We are a highly collaborative cluster of researchers who study the biology of skeletal and cardiac muscle during development, aging, and pathogenesis. We have expertise in all aspects of muscle biology, including: molecular, cellular and structural biology, energetics and muscle physiology, from the interactions of myosin and actin to single biophysics to human MRI studies. Our primary interests center on atrophy and contractile alterations with exercise and aging, and we are well positioned to engage in a range of projects with the appropriate partners.
Translational Research Foci
Identification of Biomarkers for Muscle Atrophy: Muscle atrophy is a major contributor of patient mortality and morbidity in a wide range of clinical disorders, including: immobility, cancer cachexia, sepsis, HIV infection and sarcopenia. These protracted processes present fundamental challenges for identifying the underlying molecular mechanisms that are important for disease progression. By performing large-scale transcriptomics analyses of naturally occurring skeletal muscle atrophy in various invertebrate and vertebrate models we can help companies identify new diagnostic markers and/or targets for therapeutic intervention.

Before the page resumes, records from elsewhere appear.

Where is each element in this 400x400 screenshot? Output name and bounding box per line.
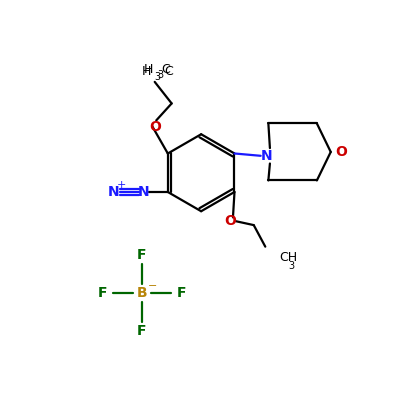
Text: N: N — [108, 185, 120, 199]
Text: C: C — [162, 63, 170, 76]
Text: F: F — [98, 286, 107, 300]
Text: H: H — [144, 63, 153, 76]
Text: O: O — [149, 120, 161, 134]
Text: −: − — [148, 281, 157, 291]
Text: F: F — [137, 324, 147, 338]
Text: +: + — [117, 180, 126, 190]
Text: O: O — [335, 145, 347, 159]
Text: N: N — [261, 149, 273, 163]
Text: F: F — [137, 248, 147, 262]
Text: N: N — [137, 185, 149, 199]
Text: F: F — [176, 286, 186, 300]
Text: H: H — [142, 65, 151, 78]
Text: CH: CH — [279, 251, 297, 264]
Text: 3: 3 — [288, 261, 294, 271]
Text: C: C — [164, 65, 173, 78]
Text: 3: 3 — [154, 72, 160, 82]
Text: O: O — [225, 214, 236, 228]
Text: B: B — [136, 286, 147, 300]
Text: 3: 3 — [157, 70, 163, 80]
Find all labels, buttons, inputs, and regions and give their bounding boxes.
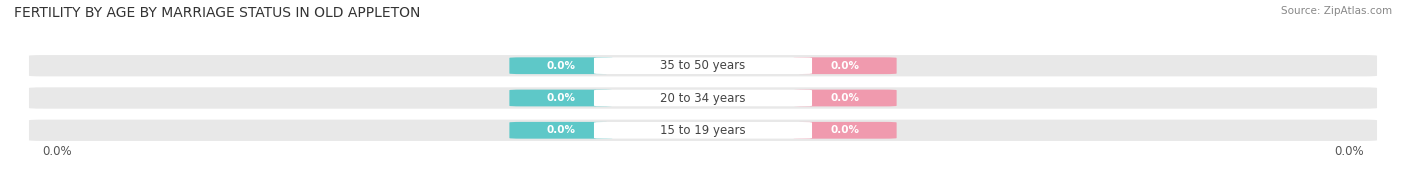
- Text: 20 to 34 years: 20 to 34 years: [661, 92, 745, 104]
- Text: 0.0%: 0.0%: [547, 61, 575, 71]
- FancyBboxPatch shape: [30, 55, 1376, 76]
- FancyBboxPatch shape: [30, 120, 1376, 141]
- Text: 15 to 19 years: 15 to 19 years: [661, 124, 745, 137]
- Text: FERTILITY BY AGE BY MARRIAGE STATUS IN OLD APPLETON: FERTILITY BY AGE BY MARRIAGE STATUS IN O…: [14, 6, 420, 20]
- FancyBboxPatch shape: [509, 57, 613, 74]
- Text: 35 to 50 years: 35 to 50 years: [661, 59, 745, 72]
- FancyBboxPatch shape: [593, 90, 813, 106]
- FancyBboxPatch shape: [509, 90, 613, 106]
- FancyBboxPatch shape: [793, 57, 897, 74]
- Text: 0.0%: 0.0%: [42, 145, 72, 158]
- FancyBboxPatch shape: [593, 122, 813, 139]
- FancyBboxPatch shape: [30, 87, 1376, 109]
- FancyBboxPatch shape: [509, 122, 613, 139]
- Text: 0.0%: 0.0%: [831, 93, 859, 103]
- Text: Source: ZipAtlas.com: Source: ZipAtlas.com: [1281, 6, 1392, 16]
- FancyBboxPatch shape: [793, 90, 897, 106]
- Text: 0.0%: 0.0%: [831, 61, 859, 71]
- Text: 0.0%: 0.0%: [1334, 145, 1364, 158]
- Text: 0.0%: 0.0%: [547, 125, 575, 135]
- Text: 0.0%: 0.0%: [547, 93, 575, 103]
- FancyBboxPatch shape: [793, 122, 897, 139]
- Text: 0.0%: 0.0%: [831, 125, 859, 135]
- FancyBboxPatch shape: [593, 57, 813, 74]
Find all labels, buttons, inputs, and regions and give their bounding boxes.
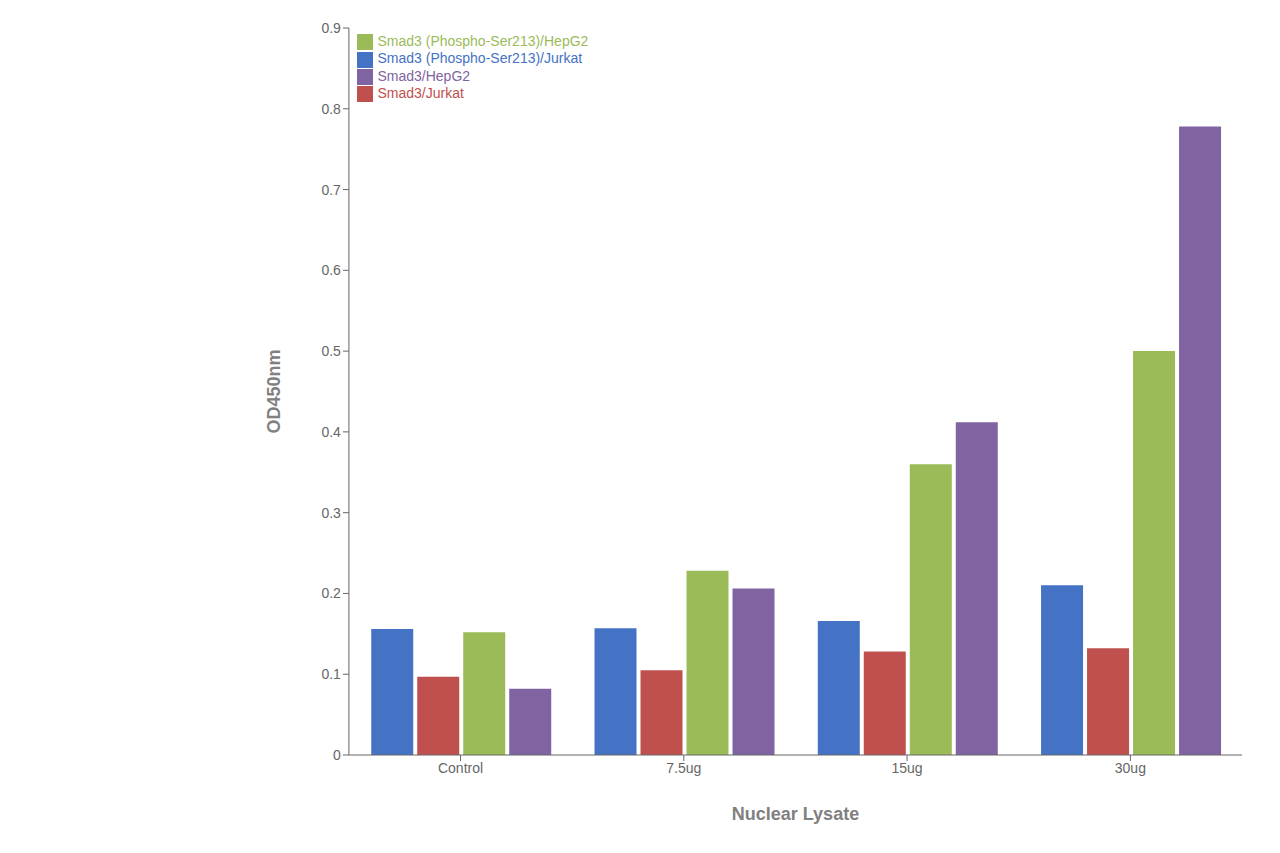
- svg-text:30ug: 30ug: [1115, 760, 1146, 776]
- svg-text:0.8: 0.8: [321, 101, 341, 117]
- svg-text:7.5ug: 7.5ug: [666, 760, 701, 776]
- svg-text:0.7: 0.7: [321, 182, 341, 198]
- svg-text:0.2: 0.2: [321, 585, 341, 601]
- svg-text:0.5: 0.5: [321, 343, 341, 359]
- svg-text:OD450nm: OD450nm: [264, 349, 284, 433]
- html-text:Smad3/HepG2: Smad3/HepG2: [377, 67, 471, 84]
- html-text:Smad3 (Phospho-Ser213)/HepG2: Smad3 (Phospho-Ser213)/HepG2: [377, 33, 589, 49]
- svg-text:0.9: 0.9: [321, 20, 341, 36]
- svg-text:0: 0: [333, 747, 341, 763]
- svg-text:15ug: 15ug: [892, 760, 923, 776]
- svg-text:Nuclear Lysate: Nuclear Lysate: [732, 804, 859, 824]
- svg-text:Control: Control: [438, 760, 483, 776]
- svg-text:0.1: 0.1: [321, 666, 341, 682]
- html-text:Smad3 (Phospho-Ser213)/Jurkat: Smad3 (Phospho-Ser213)/Jurkat: [377, 50, 583, 67]
- svg-text:0.6: 0.6: [321, 262, 341, 278]
- svg-text:0.4: 0.4: [321, 424, 341, 440]
- svg-text:0.3: 0.3: [321, 505, 341, 521]
- html-text:Smad3/Jurkat: Smad3/Jurkat: [377, 84, 464, 101]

Identification of Sex-Specific Mechanisms of Age-Related Decreases in Muscle Function: Sarcopenia, defined as the loss of skeletal muscle mass and function with age, decreases the capacity for physical work, reduces ability to perform activities of daily living, contributes to physical disability, and increases the risk for falls and fractures. Our preliminary work suggests a molecular mechanism for the reduced contractile function in older adults is slower myosin-actin cross-bridge kinetics. By performing focus analysis of these proteins as well as known proteins that modify myosin-actin function in young and older adults should produce molecular level information on modification with age. These alterations would help companies determine potential targets for drug countermeasures to decrease age-related disability.

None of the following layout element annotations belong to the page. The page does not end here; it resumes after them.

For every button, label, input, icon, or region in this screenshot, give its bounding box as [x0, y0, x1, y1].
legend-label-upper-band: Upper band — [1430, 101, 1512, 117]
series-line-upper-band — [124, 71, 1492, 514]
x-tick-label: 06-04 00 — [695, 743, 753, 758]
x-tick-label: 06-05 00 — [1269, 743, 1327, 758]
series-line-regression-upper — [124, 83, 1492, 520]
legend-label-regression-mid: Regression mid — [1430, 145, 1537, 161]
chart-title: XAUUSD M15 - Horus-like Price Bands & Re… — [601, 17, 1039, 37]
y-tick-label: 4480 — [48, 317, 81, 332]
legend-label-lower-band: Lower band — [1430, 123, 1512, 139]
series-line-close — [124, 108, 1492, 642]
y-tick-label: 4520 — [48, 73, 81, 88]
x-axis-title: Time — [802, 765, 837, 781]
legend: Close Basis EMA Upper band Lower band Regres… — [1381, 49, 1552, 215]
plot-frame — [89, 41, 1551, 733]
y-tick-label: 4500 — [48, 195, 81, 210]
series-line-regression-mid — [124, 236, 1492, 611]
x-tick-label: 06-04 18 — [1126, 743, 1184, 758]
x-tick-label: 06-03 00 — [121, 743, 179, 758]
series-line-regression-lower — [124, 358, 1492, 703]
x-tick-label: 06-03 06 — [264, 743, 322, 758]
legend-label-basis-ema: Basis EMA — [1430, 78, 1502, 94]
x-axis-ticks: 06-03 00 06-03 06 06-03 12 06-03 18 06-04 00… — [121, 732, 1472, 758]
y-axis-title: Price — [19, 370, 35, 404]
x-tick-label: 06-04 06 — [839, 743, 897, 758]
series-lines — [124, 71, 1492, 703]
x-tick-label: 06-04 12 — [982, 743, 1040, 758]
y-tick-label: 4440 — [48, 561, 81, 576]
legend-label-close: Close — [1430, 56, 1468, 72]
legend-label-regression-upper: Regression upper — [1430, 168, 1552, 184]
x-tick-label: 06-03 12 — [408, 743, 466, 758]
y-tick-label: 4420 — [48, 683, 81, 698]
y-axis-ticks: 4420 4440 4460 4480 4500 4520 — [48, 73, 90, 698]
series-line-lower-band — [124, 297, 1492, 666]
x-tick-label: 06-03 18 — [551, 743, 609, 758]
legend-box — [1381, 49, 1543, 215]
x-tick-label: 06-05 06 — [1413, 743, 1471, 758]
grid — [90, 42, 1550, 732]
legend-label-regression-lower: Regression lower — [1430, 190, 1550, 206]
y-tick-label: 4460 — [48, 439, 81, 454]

Identification of Sex-Specific Mechanisms of Exercise in Older Adults: Women experience greater functional limitations and disability with age compared to men. The type of exercise intervention that optimally improves skeletal muscle function and forestalls disability in older adults has yet to be defined, and is complicated by the fact that older men and women respond differently to the same exercise training stimulus. Understanding the molecular to whole body mechanisms behind this sex-specific exercise response will lead exercise interventions that maximally improve skeletal muscle function in each sex, as well as identifying targets for drug development to improve contractile function to treat functional disability.